When Ian Goedert started his first semester at Waynesburg University, 15 credits made up his schedule. By the end of that semester, he was down to nine credits.

The reason for this was that his original major, journalism, wasn’t working out the way he had intended.

Towards the end of his freshman year, he fully figured out that original major wasn’t for him and switched to pursue a degree in the fine arts department, where he stayed for the next three years.

This past Monday, Goedert, who’s official degree will be in arts administration with a concentration in music, finished his on-stage career at Waynesburg with his senior recital.

Goedert, whose primary instrument is the cello, wanted to have his recital be somewhat of an ode to music history.

His choices ranged from the Baroque period to the 20th century, and those two eras, despite being immensely far apart, are Goedert’s two favorite time periods in music.

“I think the more eras you learn to play, there are definitely distinct styles to each of them, you definitely become more diverse as a player,” he said. “I think that’s important.”

Ronda DePriest, professor of instrumental music and director of the music program, is teaching the class confirmation that Goedert is performing for a grade in. DePriest also made note of the variety of eras and music featured in Goedert’s recital.

“He has a classical piece, a romantic piece which would be the 1800s all the way to the 20th century,” she said. “He has it kind of spread across the [history].”

While Goedert felt comfortable in his second major, the switch did bring a few challenges, with stage fright being one of the biggest.
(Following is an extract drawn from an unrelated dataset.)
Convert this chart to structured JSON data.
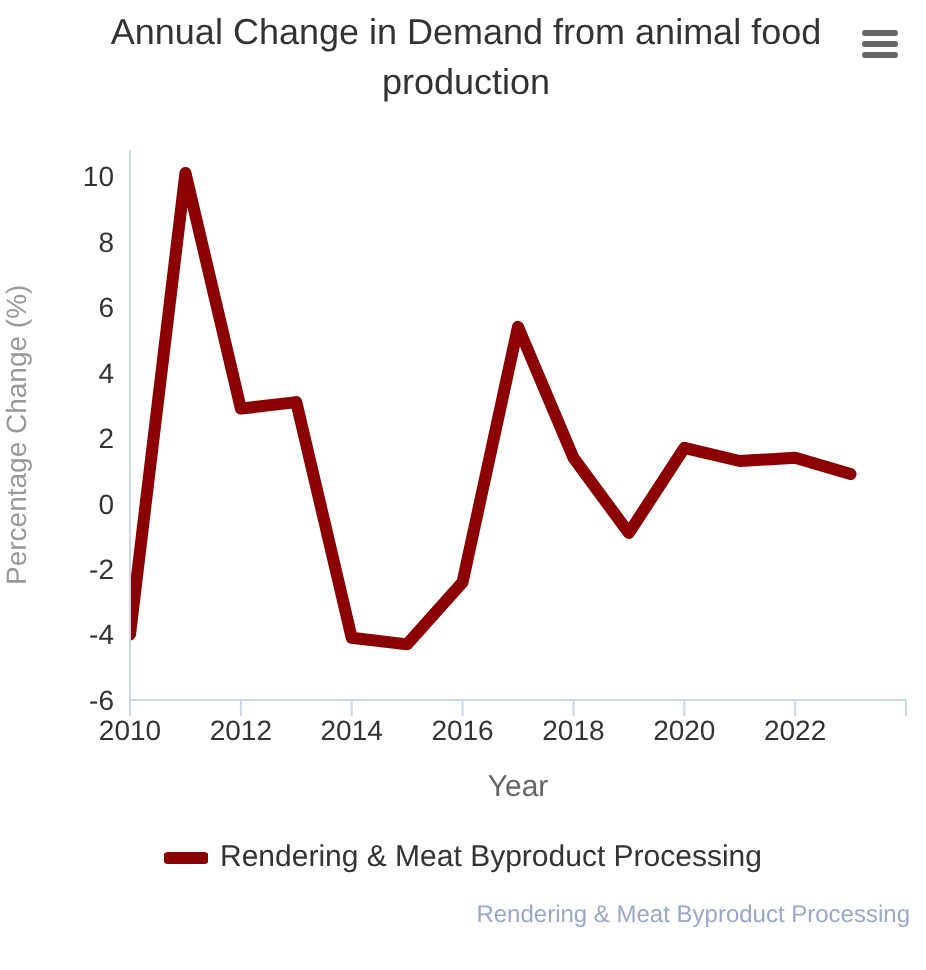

While Goedert had the benefit of prescribed beta blockers, given to him after a studio recital last year didn’t go according to plan, to help him work past his fear, simply getting used to playing in general was a big part of Goedert becoming more comfortable to doing so in front of a crowd.

“Just through playing more in front of more people more often,” he said. “The big thing was spring last year, my studio recital didn’t go so well because I was so nervous. I was literally quaking.”
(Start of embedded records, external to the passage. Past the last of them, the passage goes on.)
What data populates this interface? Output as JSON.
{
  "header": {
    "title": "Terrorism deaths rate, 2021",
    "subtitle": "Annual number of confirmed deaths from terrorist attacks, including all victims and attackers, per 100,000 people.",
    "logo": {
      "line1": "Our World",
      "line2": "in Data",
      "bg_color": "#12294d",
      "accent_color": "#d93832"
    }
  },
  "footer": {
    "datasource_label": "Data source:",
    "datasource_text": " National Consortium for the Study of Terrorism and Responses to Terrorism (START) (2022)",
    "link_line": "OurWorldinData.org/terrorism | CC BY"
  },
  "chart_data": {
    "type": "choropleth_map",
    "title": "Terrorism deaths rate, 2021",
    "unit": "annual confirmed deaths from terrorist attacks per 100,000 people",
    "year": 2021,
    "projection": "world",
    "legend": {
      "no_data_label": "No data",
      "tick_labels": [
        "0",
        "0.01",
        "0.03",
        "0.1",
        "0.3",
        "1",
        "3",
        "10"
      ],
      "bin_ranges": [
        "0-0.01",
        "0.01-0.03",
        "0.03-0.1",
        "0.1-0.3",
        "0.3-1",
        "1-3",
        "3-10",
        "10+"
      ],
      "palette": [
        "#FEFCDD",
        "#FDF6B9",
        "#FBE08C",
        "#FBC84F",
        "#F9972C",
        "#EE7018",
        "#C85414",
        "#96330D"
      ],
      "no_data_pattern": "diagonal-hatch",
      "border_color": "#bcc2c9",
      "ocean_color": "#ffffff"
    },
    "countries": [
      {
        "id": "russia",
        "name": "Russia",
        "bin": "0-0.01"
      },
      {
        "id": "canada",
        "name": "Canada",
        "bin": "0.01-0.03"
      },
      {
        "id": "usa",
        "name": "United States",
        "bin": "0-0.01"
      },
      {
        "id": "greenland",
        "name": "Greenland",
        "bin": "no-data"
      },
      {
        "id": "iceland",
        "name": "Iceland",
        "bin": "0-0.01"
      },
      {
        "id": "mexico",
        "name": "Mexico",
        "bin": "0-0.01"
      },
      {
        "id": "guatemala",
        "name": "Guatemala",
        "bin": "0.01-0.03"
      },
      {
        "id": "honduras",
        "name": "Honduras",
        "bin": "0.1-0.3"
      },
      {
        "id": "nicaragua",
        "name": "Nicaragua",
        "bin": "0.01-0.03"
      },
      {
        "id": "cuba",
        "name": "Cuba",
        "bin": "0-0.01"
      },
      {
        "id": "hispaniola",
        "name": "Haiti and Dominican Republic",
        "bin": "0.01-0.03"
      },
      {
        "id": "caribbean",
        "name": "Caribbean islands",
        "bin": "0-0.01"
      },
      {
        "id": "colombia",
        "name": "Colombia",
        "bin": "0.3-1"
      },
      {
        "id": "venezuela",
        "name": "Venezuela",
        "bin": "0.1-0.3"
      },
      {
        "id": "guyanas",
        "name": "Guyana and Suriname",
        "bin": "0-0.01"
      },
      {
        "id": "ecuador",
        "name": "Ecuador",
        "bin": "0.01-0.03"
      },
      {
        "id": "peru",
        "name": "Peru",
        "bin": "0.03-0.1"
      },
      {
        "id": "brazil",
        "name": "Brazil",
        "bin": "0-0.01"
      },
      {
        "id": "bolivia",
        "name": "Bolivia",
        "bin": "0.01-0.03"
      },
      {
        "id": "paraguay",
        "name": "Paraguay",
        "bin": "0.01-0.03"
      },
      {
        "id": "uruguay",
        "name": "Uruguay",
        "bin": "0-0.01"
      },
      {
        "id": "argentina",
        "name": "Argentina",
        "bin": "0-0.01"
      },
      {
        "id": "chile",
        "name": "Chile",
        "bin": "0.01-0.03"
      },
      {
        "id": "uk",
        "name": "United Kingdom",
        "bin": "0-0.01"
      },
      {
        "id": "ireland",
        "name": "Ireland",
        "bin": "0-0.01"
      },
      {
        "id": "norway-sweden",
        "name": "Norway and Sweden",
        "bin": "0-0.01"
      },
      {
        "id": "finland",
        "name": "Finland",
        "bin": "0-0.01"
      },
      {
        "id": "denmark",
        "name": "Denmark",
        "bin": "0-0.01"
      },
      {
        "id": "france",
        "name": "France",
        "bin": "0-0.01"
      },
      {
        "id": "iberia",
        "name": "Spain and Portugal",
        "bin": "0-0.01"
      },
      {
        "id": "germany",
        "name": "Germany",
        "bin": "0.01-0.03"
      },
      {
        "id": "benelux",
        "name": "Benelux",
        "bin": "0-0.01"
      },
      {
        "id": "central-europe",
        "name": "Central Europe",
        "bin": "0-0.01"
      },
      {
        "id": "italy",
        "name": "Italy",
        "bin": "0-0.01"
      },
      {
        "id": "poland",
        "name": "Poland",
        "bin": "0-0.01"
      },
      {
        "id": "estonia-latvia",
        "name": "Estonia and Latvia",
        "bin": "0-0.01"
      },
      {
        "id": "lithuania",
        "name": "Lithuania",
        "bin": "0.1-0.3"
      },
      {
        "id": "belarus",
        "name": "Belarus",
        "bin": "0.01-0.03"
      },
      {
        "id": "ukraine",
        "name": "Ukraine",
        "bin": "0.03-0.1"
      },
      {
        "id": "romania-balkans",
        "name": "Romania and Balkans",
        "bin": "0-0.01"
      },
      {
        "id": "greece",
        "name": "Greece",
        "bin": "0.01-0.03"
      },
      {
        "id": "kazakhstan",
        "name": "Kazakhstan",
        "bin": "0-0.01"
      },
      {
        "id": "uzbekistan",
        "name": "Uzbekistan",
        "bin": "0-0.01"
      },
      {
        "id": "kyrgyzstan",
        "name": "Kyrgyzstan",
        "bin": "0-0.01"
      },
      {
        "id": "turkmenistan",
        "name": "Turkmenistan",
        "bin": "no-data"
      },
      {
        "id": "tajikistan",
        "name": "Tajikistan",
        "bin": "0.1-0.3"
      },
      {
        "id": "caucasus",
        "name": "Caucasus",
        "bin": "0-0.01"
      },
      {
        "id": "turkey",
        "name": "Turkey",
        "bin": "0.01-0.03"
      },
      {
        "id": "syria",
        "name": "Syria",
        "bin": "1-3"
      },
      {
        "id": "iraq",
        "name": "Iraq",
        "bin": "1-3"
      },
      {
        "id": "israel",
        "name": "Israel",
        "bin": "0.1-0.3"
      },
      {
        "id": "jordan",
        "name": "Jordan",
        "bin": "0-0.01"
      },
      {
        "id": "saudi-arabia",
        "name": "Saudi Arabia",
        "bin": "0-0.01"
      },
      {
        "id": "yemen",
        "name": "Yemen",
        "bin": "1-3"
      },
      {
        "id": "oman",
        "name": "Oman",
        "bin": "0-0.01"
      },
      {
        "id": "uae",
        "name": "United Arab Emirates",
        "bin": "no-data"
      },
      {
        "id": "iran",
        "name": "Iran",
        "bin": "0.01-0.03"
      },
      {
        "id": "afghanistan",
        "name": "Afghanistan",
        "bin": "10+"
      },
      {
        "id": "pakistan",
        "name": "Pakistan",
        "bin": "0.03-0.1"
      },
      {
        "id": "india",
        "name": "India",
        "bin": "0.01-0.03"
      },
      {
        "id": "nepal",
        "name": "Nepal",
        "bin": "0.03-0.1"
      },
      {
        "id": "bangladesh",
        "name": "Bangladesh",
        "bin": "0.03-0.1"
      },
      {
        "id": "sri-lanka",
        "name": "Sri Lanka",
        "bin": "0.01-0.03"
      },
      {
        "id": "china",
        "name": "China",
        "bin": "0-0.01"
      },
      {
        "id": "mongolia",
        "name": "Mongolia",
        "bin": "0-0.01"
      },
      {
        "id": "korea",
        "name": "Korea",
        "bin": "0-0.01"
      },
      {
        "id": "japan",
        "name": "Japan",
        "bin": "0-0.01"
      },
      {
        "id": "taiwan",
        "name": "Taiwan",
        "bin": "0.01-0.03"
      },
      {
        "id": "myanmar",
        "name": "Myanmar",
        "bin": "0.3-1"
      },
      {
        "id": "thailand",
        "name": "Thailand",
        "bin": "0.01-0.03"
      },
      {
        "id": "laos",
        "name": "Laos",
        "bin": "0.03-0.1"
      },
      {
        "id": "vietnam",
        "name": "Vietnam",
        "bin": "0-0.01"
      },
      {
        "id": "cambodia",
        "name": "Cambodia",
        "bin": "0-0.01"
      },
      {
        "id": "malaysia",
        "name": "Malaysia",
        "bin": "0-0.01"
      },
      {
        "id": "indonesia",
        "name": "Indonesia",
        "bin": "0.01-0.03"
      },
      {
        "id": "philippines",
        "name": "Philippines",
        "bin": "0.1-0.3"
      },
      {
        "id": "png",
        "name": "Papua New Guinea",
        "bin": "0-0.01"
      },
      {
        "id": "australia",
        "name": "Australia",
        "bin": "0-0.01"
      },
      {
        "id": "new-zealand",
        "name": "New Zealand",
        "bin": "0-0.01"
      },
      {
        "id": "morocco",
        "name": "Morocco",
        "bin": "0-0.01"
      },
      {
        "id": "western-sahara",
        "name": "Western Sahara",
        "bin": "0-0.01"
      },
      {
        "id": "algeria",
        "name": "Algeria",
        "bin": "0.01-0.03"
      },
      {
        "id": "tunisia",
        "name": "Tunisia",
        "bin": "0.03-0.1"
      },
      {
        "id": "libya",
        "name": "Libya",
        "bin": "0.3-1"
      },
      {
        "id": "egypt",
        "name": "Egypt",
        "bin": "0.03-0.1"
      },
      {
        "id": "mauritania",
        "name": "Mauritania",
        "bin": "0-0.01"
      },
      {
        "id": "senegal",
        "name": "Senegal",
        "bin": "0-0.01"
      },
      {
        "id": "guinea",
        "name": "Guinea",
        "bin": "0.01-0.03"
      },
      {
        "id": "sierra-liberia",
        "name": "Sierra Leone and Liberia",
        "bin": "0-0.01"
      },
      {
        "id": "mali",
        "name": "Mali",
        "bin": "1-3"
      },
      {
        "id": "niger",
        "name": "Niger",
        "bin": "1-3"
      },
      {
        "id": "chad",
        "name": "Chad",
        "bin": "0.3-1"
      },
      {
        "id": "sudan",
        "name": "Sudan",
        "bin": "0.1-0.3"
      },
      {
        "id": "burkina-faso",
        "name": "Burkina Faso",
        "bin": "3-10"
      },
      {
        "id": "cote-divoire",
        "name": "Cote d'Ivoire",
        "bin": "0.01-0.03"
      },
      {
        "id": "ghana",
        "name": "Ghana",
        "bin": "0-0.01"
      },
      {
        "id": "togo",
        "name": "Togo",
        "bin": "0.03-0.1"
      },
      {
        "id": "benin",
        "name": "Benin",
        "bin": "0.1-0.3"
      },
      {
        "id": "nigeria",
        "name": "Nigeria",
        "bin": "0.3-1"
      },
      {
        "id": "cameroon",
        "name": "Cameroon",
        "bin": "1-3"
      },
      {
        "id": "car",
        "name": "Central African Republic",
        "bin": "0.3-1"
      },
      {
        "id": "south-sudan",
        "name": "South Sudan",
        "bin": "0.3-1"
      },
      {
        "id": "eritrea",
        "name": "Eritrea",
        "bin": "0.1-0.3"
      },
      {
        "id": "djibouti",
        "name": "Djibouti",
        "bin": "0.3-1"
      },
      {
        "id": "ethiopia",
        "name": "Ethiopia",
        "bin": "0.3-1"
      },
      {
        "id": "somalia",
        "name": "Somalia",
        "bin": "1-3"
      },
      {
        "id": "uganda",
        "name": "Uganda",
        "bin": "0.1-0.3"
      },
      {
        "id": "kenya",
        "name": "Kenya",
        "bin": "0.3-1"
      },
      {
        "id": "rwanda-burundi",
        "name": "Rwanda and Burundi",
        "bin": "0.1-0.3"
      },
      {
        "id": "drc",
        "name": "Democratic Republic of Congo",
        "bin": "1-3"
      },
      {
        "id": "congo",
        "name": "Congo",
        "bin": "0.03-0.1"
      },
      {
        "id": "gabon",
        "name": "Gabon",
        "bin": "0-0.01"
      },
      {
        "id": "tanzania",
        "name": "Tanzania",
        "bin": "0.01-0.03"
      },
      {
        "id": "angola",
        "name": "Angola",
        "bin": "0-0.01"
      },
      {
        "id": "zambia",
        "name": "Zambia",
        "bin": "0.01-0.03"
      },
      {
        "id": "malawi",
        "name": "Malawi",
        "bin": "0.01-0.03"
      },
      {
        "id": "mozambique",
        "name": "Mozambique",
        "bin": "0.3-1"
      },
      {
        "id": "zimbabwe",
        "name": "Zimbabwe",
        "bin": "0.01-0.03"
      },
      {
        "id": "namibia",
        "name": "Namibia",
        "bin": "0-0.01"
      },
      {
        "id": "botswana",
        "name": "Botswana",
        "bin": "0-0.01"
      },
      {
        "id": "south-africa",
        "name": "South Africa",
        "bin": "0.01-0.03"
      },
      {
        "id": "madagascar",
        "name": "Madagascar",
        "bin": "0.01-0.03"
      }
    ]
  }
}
Because Goedert didn’t enter the fine arts department right away, DePriest got the impression that he felt he was behind in his new major. With time though, Goedert grew aware of— and confident in— his talents. Goedert’s overall growth in fine arts was demonstrated by the fact that his senior recital was, for the most part, his creation and he was in charge of organizing it.

“He’s learned to look very realistically and realize that he does have a lot of skills, and he has a lot of intelligence, a lot of intellect…” Depriest said. “He’s come such a long way.”

Goedert’s respect for music history, his self-assurance and his overall personality, for DePriest, will lead him to a successful career after Waynesburg.

“I think he’s a great guy to be around,” she said. “He really is eclectic with the types of music that he likes, and I think that will serve him well in this area as his well. I think he’s found confidence in himself that should translate very well in a career.”

Looking back, had Goedert not made the switch from writing to music, he’s not sure if he’d have lasted at Waynesburg University.

“I honestly don’t know if I’d still be here,” he said. “First semester freshman year, I came in with 15 credits and came out with nine. That’s how bad it was. So it was pretty rough, but I think switching really did save me, honestly.”